Title: Anne Of Avonlea
Author: L.M. Montgomery
Release Date: October 6 1997 (first published 1909)
Genre: Children’s Literature, Young Adult Contemporary
At sixteen, Anne is grown up…almost. Her gray eyes shine like evening stars, but her red hair is still as peppery as her temper. In the years since she arrived at Green Gables as a freckle-faced orphan, she has earned the love of the people of Avonlea and a reputation for getting into scrapes. But when Anne begins her job as the new schoolteacher, the real test of her character begins. Along with teaching the three Rs, she is learning how complicated life can be when she meddles in someone else’s romance, finds two new orphans at Green Gables, and wonders about the strange behaviour of the very handsome Gilbert Blythe. As Anne enters womanhood, her adventures touch the heart and the funny bone.
My thoughts on this book aren’t really coherent but here we go
I could’ve enjoyed this book as much as the first but there were one or two issues that slightly impacted my enjoyment.
The biggest issue was the way they (Marilla, Anne and Mrs. Lynde) spoke of Dora. Dora is described as quiet and essentially without a personality of her own. She is described as fully grown-up while still being a young child. She does what she’s told and never does anything fun or exciting (without a push from her twin Davy). Dora is what I imagined Marilla would’ve preferred Anne to be like, before she came to love Anne for who she really is. But Davy is the favourite twin, I get liking one person over the other but something about the way they described Dora when hey compared her to Davy rubbed me the wrong way.
I guess it didn’t make a huge difference because the twins were never made aware of who was the favourite, they treated with equal amounts of love and care and Dora, without the assistance of any other character, did have moments or lines where she made me laugh. So despite the thoughts of other characters she wasn’t that monotonous.
One small thing that didn’t make a difference to the story but made a difference to me was that Anne came up with the idea of and Improvement Society but she was the secretary. Not a big deal but it was something that irked me just a little.
Now on to brighter things
L.M. Montgomery was a bit more heavy handed with the descriptions in this book than she was in the first but I didn’t mind. I never felt as if the story was dragging or that a long winded description was taking me out of the story because they were placed in just the write scene where it made that scene and as a result, the book, so much better.

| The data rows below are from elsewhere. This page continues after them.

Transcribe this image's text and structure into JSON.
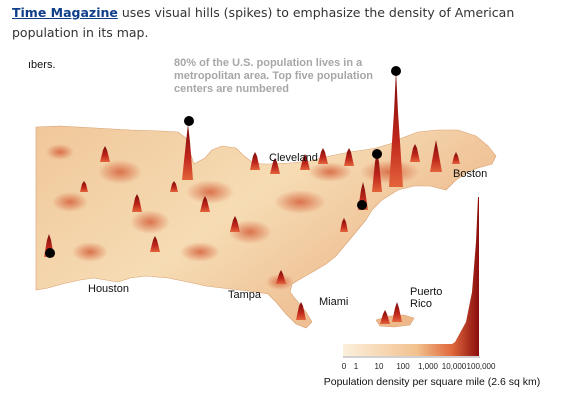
{
  "caption": {
    "link_text": "Time Magazine",
    "text": " uses visual hills (spikes) to emphasize the density of American population in its map."
  },
  "map": {
    "fragment_text": "ıbers.",
    "annotation": "80% of the U.S. population lives in a metropolitan area. Top five population centers are numbered",
    "cities": {
      "cleveland": "Cleveland",
      "boston": "Boston",
      "houston": "Houston",
      "tampa": "Tampa",
      "miami": "Miami",
      "puerto_rico_line1": "Puerto",
      "puerto_rico_line2": "Rico"
    },
    "colors": {
      "land_light": "#f6dcb4",
      "land_mid": "#eeb98a",
      "spike_dark": "#8c0d0d",
      "spike_mid": "#c72a1c",
      "water": "#ffffff",
      "marker": "#000000"
    }
  },
  "legend": {
    "title": "Population density per square mile (2.6 sq km)",
    "ticks": [
      "0",
      "1",
      "10",
      "100",
      "1,000",
      "10,000",
      "100,000"
    ]
  }
}
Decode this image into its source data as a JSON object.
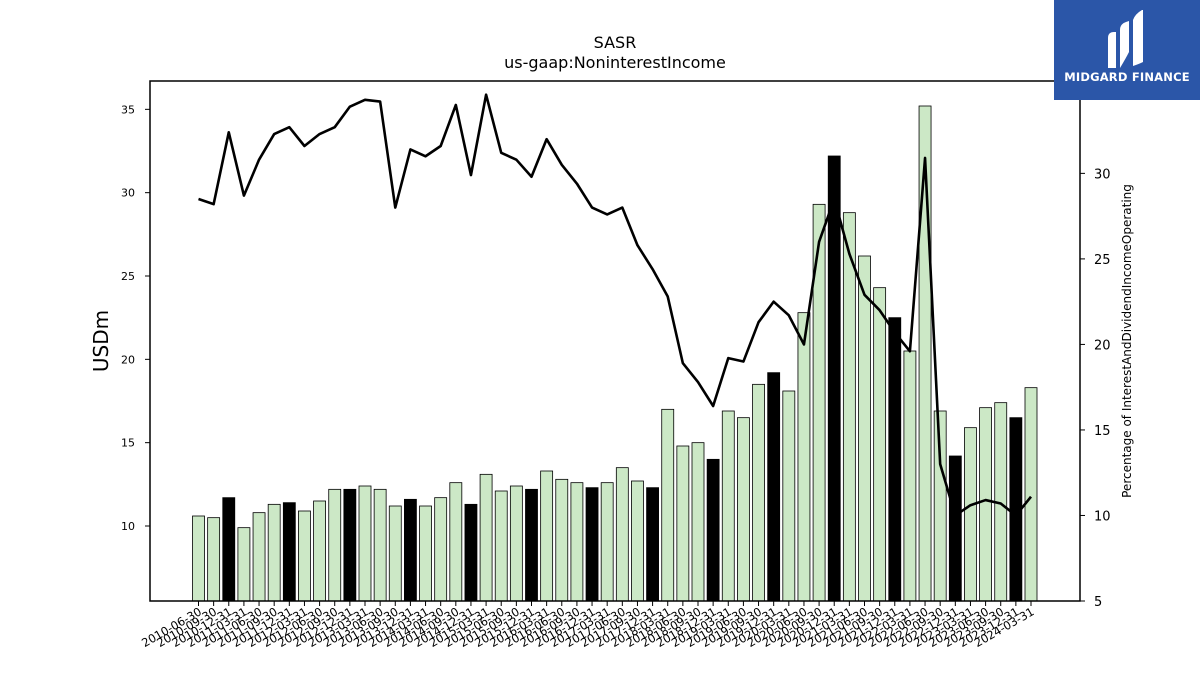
{
  "chart_data": {
    "type": "bar+line",
    "title": "SASR",
    "subtitle": "us-gaap:NoninterestIncome",
    "ylabel_left": "USDm",
    "ylabel_right": "Percentage of InterestAndDividendIncomeOperating",
    "ylim_left": [
      5.5,
      36.7
    ],
    "ylim_right": [
      5,
      35.4
    ],
    "yticks_left": [
      "10",
      "15",
      "20",
      "25",
      "30",
      "35"
    ],
    "yticks_right": [
      "5",
      "10",
      "15",
      "20",
      "25",
      "30"
    ],
    "categories": [
      "2010-06-30",
      "2010-09-30",
      "2010-12-31",
      "2011-03-31",
      "2011-06-30",
      "2011-09-30",
      "2011-12-31",
      "2012-03-31",
      "2012-06-30",
      "2012-09-30",
      "2012-12-31",
      "2013-03-31",
      "2013-06-30",
      "2013-09-30",
      "2013-12-31",
      "2014-03-31",
      "2014-06-30",
      "2014-09-30",
      "2014-12-31",
      "2015-03-31",
      "2015-06-30",
      "2015-09-30",
      "2015-12-31",
      "2016-03-31",
      "2016-06-30",
      "2016-09-30",
      "2016-12-31",
      "2017-03-31",
      "2017-06-30",
      "2017-09-30",
      "2017-12-31",
      "2018-03-31",
      "2018-06-30",
      "2018-09-30",
      "2018-12-31",
      "2019-03-31",
      "2019-06-30",
      "2019-09-30",
      "2019-12-31",
      "2020-03-31",
      "2020-06-30",
      "2020-09-30",
      "2020-12-31",
      "2021-03-31",
      "2021-06-30",
      "2021-09-30",
      "2021-12-31",
      "2022-03-31",
      "2022-06-30",
      "2022-09-30",
      "2022-12-31",
      "2023-03-31",
      "2023-06-30",
      "2023-09-30",
      "2023-12-31",
      "2024-03-31"
    ],
    "series": [
      {
        "type": "bar",
        "values": [
          10.6,
          10.5,
          11.7,
          9.9,
          10.8,
          11.3,
          11.4,
          10.9,
          11.5,
          12.2,
          12.2,
          12.4,
          12.2,
          11.2,
          11.6,
          11.2,
          11.7,
          12.6,
          11.3,
          13.1,
          12.1,
          12.4,
          12.2,
          13.3,
          12.8,
          12.6,
          12.3,
          12.6,
          13.5,
          12.7,
          12.3,
          17.0,
          14.8,
          15.0,
          14.0,
          16.9,
          16.5,
          18.5,
          19.2,
          18.1,
          22.8,
          29.3,
          32.2,
          28.8,
          26.2,
          24.3,
          22.5,
          20.5,
          35.2,
          16.9,
          14.2,
          15.9,
          17.1,
          17.4,
          16.5,
          18.3
        ],
        "q4_highlight": true
      },
      {
        "type": "line",
        "values": [
          28.5,
          28.2,
          32.4,
          28.7,
          30.8,
          32.3,
          32.7,
          31.6,
          32.3,
          32.7,
          33.9,
          34.3,
          34.2,
          28.0,
          31.4,
          31.0,
          31.6,
          34.0,
          29.9,
          34.6,
          31.2,
          30.8,
          29.8,
          32.0,
          30.5,
          29.4,
          28.0,
          27.6,
          28.0,
          25.8,
          24.4,
          22.8,
          18.9,
          17.8,
          16.4,
          19.2,
          19.0,
          21.3,
          22.5,
          21.7,
          20.0,
          26.0,
          28.5,
          25.3,
          22.9,
          22.0,
          20.7,
          19.6,
          30.9,
          13.0,
          10.0,
          10.6,
          10.9,
          10.7,
          10.0,
          11.1
        ]
      }
    ],
    "colors": {
      "bar_fill": "#cce8c6",
      "bar_highlight": "#000000",
      "bar_edge": "#000000",
      "line": "#000000",
      "logo_bg": "#2b56a8"
    },
    "grid": false,
    "legend": "none"
  },
  "logo": {
    "text": "MIDGARD FINANCE",
    "icon": "midgard-logo-icon"
  }
}
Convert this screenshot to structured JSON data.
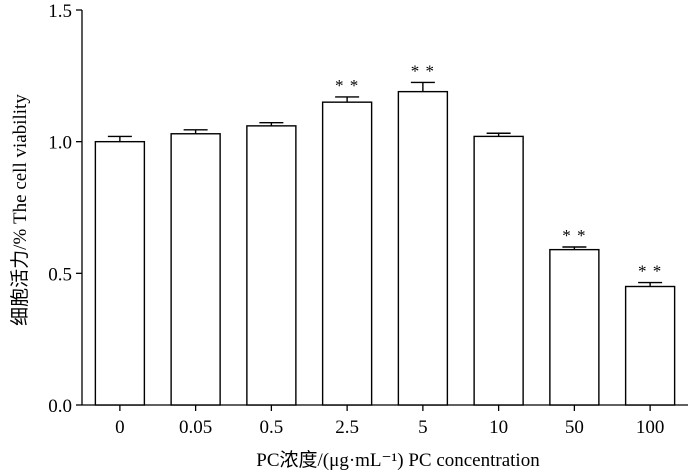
{
  "chart_data": {
    "type": "bar",
    "title": "",
    "xlabel": "PC浓度/(μg·mL⁻¹)   PC concentration",
    "ylabel": "细胞活力/%   The cell viability",
    "ylim": [
      0,
      1.5
    ],
    "yticks": [
      0.0,
      0.5,
      1.0,
      1.5
    ],
    "ytick_labels": [
      "0.0",
      "0.5",
      "1.0",
      "1.5"
    ],
    "categories": [
      "0",
      "0.05",
      "0.5",
      "2.5",
      "5",
      "10",
      "50",
      "100"
    ],
    "values": [
      1.0,
      1.03,
      1.06,
      1.15,
      1.19,
      1.02,
      0.59,
      0.45
    ],
    "errors": [
      0.02,
      0.015,
      0.012,
      0.02,
      0.035,
      0.012,
      0.01,
      0.015
    ],
    "annotations": [
      "",
      "",
      "",
      "**",
      "**",
      "",
      "**",
      "**"
    ],
    "grid": false,
    "bar_color": "#ffffff",
    "edge_color": "#000000"
  }
}
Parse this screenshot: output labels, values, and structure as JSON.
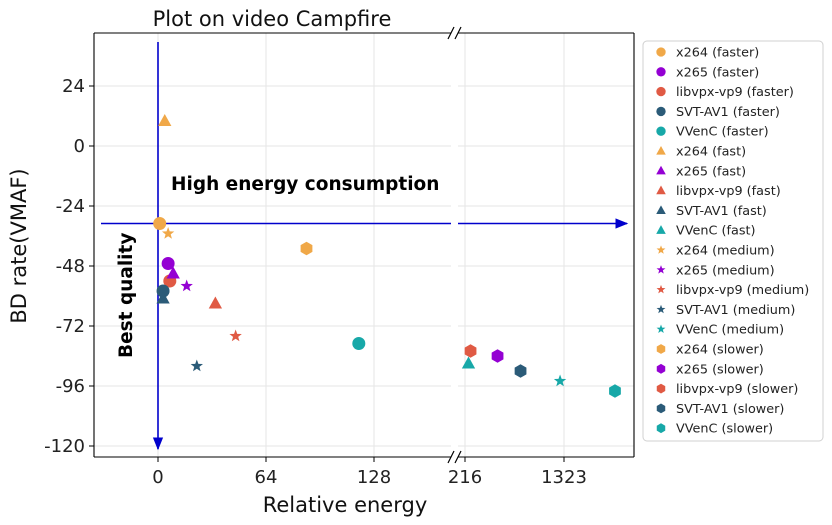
{
  "chart_data": {
    "type": "scatter",
    "title": "Plot on video Campfire",
    "xlabel": "Relative energy",
    "ylabel": "BD rate(VMAF)",
    "ylim": [
      -120,
      40
    ],
    "yticks": [
      24,
      0,
      -24,
      -48,
      -72,
      -96,
      -120
    ],
    "ytick_labels": [
      "24",
      "0",
      "-24",
      "-48",
      "-72",
      "-96",
      "-120"
    ],
    "x_broken_axis": true,
    "x_left_panel": {
      "xlim": [
        -30,
        220
      ],
      "ticks": [
        0,
        64,
        128
      ],
      "tick_labels": [
        "0",
        "64",
        "128"
      ]
    },
    "x_right_panel": {
      "tick_labels": [
        "216",
        "1323"
      ]
    },
    "grid": true,
    "legend_position": "outside-right",
    "annotations": {
      "high_energy": "High energy consumption",
      "best_quality": "Best quality"
    },
    "reference_lines": {
      "x": 0,
      "y": -31
    },
    "series": [
      {
        "name": "x264 (faster)",
        "color": "#f0a848",
        "marker": "circle",
        "points": [
          {
            "panel": "left",
            "x": 1,
            "y": -31
          }
        ]
      },
      {
        "name": "x265 (faster)",
        "color": "#9400d3",
        "marker": "circle",
        "points": [
          {
            "panel": "left",
            "x": 6,
            "y": -47
          }
        ]
      },
      {
        "name": "libvpx-vp9 (faster)",
        "color": "#e05a44",
        "marker": "circle",
        "points": [
          {
            "panel": "left",
            "x": 7,
            "y": -54
          }
        ]
      },
      {
        "name": "SVT-AV1 (faster)",
        "color": "#2b5b78",
        "marker": "circle",
        "points": [
          {
            "panel": "left",
            "x": 3,
            "y": -58
          }
        ]
      },
      {
        "name": "VVenC (faster)",
        "color": "#17a8a8",
        "marker": "circle",
        "points": [
          {
            "panel": "left",
            "x": 119,
            "y": -79
          }
        ]
      },
      {
        "name": "x264 (fast)",
        "color": "#f0a848",
        "marker": "triangle",
        "points": [
          {
            "panel": "left",
            "x": 4,
            "y": 10
          }
        ]
      },
      {
        "name": "x265 (fast)",
        "color": "#9400d3",
        "marker": "triangle",
        "points": [
          {
            "panel": "left",
            "x": 9,
            "y": -51
          }
        ]
      },
      {
        "name": "libvpx-vp9 (fast)",
        "color": "#e05a44",
        "marker": "triangle",
        "points": [
          {
            "panel": "left",
            "x": 34,
            "y": -63
          }
        ]
      },
      {
        "name": "SVT-AV1 (fast)",
        "color": "#2b5b78",
        "marker": "triangle",
        "points": [
          {
            "panel": "left",
            "x": 3,
            "y": -61
          }
        ]
      },
      {
        "name": "VVenC (fast)",
        "color": "#17a8a8",
        "marker": "triangle",
        "points": [
          {
            "panel": "left",
            "x": 184,
            "y": -87
          }
        ]
      },
      {
        "name": "x264 (medium)",
        "color": "#f0a848",
        "marker": "star",
        "points": [
          {
            "panel": "left",
            "x": 6,
            "y": -35
          }
        ]
      },
      {
        "name": "x265 (medium)",
        "color": "#9400d3",
        "marker": "star",
        "points": [
          {
            "panel": "left",
            "x": 17,
            "y": -56
          }
        ]
      },
      {
        "name": "libvpx-vp9 (medium)",
        "color": "#e05a44",
        "marker": "star",
        "points": [
          {
            "panel": "left",
            "x": 46,
            "y": -76
          }
        ]
      },
      {
        "name": "SVT-AV1 (medium)",
        "color": "#2b5b78",
        "marker": "star",
        "points": [
          {
            "panel": "left",
            "x": 23,
            "y": -88
          }
        ]
      },
      {
        "name": "VVenC (medium)",
        "color": "#17a8a8",
        "marker": "star",
        "points": [
          {
            "panel": "right",
            "x": 1279,
            "y": -94
          }
        ]
      },
      {
        "name": "x264 (slower)",
        "color": "#f0a848",
        "marker": "hexagon",
        "points": [
          {
            "panel": "left",
            "x": 88,
            "y": -41
          }
        ]
      },
      {
        "name": "x265 (slower)",
        "color": "#9400d3",
        "marker": "hexagon",
        "points": [
          {
            "panel": "right",
            "x": 580,
            "y": -84
          }
        ]
      },
      {
        "name": "libvpx-vp9 (slower)",
        "color": "#e05a44",
        "marker": "hexagon",
        "points": [
          {
            "panel": "right",
            "x": 278,
            "y": -82
          }
        ]
      },
      {
        "name": "SVT-AV1 (slower)",
        "color": "#2b5b78",
        "marker": "hexagon",
        "points": [
          {
            "panel": "right",
            "x": 837,
            "y": -90
          }
        ]
      },
      {
        "name": "VVenC (slower)",
        "color": "#17a8a8",
        "marker": "hexagon",
        "points": [
          {
            "panel": "right",
            "x": 1710,
            "y": -98
          }
        ]
      }
    ]
  }
}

While the long descriptions where relayed to us through the narrator and not through a character I was glad to see that Anne was still prone to her long winded speeches that I was led to believe that she had grown-out of at the end of the first book. She was just as imaginative and even though she didn’t speak her thoughts out-loud as often as she used to, when she did it was just as expressive as before and I really enjoyed that.
I also enjoyed seeing the different relationship dynamics in this book. How relationships from Anne Of Green Gables have changed. How characters have drifted apart, grown closer or in some cases remain the same.
I don’t have much else to say other that, despite its faults, I really enjoyed this book and look forward to continuing the series.